In terza posizione si colloca l’edilizia, 53.059 le partite iva in attività, dato che comprende tutto il comparto: dalle costruzioni all’ingegneria civile. Ed è ancora Catania a guidare la classifica con 11.156 imprese del settore, seguita da Palermo con 10.593 mentre Messina si ferma a quota 8.609.
In una importante realtà turistica come quella siciliana, il settore della ristorazione conta 27.339 imprese registrate, ma il numero di attività presenti sul territorio è certamente superiore poiché molte società controllano più ristoranti. A guidare la classifica delle cucine è Palermo (6.238 aziende), seguita da Catania (5.301) e da Messina (4.181)

Numeri più contenuti, infine, per le attività alberghiere e di alloggio che fanno capo a 4.891 imprese registrate in camera di commercio. La prima piazza è occupata sempre da Palermo con 996 realtà del settore, ma in seconda posizione Messina con 871 aziende supera Catania che si ferma a 778. Ai piedi del podio la provincia di Trapani con 717 imprese alberghiere.

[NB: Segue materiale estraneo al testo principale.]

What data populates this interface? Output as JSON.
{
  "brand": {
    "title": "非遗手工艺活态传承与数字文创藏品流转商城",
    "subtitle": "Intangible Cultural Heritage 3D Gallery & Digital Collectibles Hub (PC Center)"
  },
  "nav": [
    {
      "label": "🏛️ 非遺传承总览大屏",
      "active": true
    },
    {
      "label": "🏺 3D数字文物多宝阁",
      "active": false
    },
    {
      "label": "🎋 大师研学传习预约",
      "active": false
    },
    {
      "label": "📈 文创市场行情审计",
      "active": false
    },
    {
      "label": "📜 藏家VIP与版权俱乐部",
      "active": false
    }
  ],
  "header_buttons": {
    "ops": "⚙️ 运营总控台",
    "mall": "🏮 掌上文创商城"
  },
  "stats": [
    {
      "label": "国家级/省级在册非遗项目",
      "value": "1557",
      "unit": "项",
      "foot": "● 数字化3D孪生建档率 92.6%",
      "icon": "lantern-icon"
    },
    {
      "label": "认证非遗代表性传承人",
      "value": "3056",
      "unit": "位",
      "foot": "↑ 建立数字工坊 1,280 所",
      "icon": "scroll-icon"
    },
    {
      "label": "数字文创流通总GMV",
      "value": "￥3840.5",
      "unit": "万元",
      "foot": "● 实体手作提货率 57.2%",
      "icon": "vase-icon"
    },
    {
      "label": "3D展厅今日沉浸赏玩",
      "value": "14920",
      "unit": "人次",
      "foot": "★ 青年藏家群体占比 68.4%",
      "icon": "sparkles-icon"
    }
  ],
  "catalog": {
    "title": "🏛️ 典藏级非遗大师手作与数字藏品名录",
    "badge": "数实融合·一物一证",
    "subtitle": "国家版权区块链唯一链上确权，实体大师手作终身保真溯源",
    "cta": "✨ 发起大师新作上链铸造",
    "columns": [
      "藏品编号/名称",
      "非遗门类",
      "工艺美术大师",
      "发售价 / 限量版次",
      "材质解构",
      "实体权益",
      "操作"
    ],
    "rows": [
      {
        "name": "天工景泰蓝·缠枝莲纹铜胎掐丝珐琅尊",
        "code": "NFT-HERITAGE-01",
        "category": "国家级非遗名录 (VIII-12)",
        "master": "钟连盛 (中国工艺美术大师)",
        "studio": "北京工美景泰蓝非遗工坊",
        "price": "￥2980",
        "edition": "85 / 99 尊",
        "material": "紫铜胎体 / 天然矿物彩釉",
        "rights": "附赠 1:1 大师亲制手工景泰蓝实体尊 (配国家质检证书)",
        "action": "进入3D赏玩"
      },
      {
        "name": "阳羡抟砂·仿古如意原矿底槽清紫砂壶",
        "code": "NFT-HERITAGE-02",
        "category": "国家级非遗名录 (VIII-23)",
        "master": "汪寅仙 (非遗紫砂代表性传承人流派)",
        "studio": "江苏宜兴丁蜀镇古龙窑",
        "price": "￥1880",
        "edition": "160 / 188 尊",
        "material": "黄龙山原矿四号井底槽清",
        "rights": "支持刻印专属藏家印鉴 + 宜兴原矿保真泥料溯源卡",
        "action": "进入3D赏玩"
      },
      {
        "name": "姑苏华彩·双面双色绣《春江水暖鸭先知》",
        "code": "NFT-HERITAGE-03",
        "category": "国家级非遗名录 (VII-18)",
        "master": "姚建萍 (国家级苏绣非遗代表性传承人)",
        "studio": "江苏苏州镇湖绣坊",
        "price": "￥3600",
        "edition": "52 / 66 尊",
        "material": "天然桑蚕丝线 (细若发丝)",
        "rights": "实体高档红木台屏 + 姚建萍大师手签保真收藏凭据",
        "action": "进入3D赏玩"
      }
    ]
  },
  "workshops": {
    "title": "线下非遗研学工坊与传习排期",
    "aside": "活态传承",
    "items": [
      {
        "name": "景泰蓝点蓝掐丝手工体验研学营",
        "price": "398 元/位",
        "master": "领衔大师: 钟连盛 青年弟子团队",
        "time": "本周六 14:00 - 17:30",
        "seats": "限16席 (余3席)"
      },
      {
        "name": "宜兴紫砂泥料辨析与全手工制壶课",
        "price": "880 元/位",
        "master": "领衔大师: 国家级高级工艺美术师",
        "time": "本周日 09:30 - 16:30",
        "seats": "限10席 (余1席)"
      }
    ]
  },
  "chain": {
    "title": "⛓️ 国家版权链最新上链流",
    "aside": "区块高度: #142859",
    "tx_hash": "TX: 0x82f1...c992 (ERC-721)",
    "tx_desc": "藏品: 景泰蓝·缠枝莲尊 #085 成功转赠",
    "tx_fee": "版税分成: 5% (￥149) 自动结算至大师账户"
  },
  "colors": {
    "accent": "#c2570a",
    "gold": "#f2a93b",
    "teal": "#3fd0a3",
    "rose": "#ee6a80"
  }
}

Dentro i numeri – La crescita del numero di imprese che operano in Sicilia – anche se limitata in termini percentuali – è certamente un dato positivo che autorizza a brindare con qualcuno dei migliori vini isolani, ma è bene non perdere di vista alcuni fattori di debolezza strutturale. A cominciare dalla carenza di imprese di grandi dimensioni, tanto che più della metà (56,3%) delle 464.570 imprese registrate sono addirittura a conduzione individuale. Troppo ampia è inoltre la forbice tra imprese registrate in camera di commercio (464.570) e aziende che risultano effettivamente attive (374.710): oltre 90mila realtà nel limbo, fra difficoltà economiche e altri problemi che impediscono di fatto la realizzazione dello scopo sociale. Infine, non andrebbe sottovalutato il dato delle chiusure delle attività produttive (19.411), anche se più che compensato dalle nuove iscrizioni (21.630). Non solo perché il dato è elevato in senso assoluto, ma anche perché continua il trend al rialzo con un +4,10% rispetto al 2023. Numeri che manifestano certamente difficoltà di carattere economico per le imprese che sono state costrette ad abbassare la saracinesca, ma anche problemi di altra natura come le difficoltà dettate dalla mancanza di ricambio generazionale – tipiche delle imprese artigiane e in generale di quelle che sono a conduzione individuale – e dalla perdita, soprattutto nelle città, dei negozi di vicinato.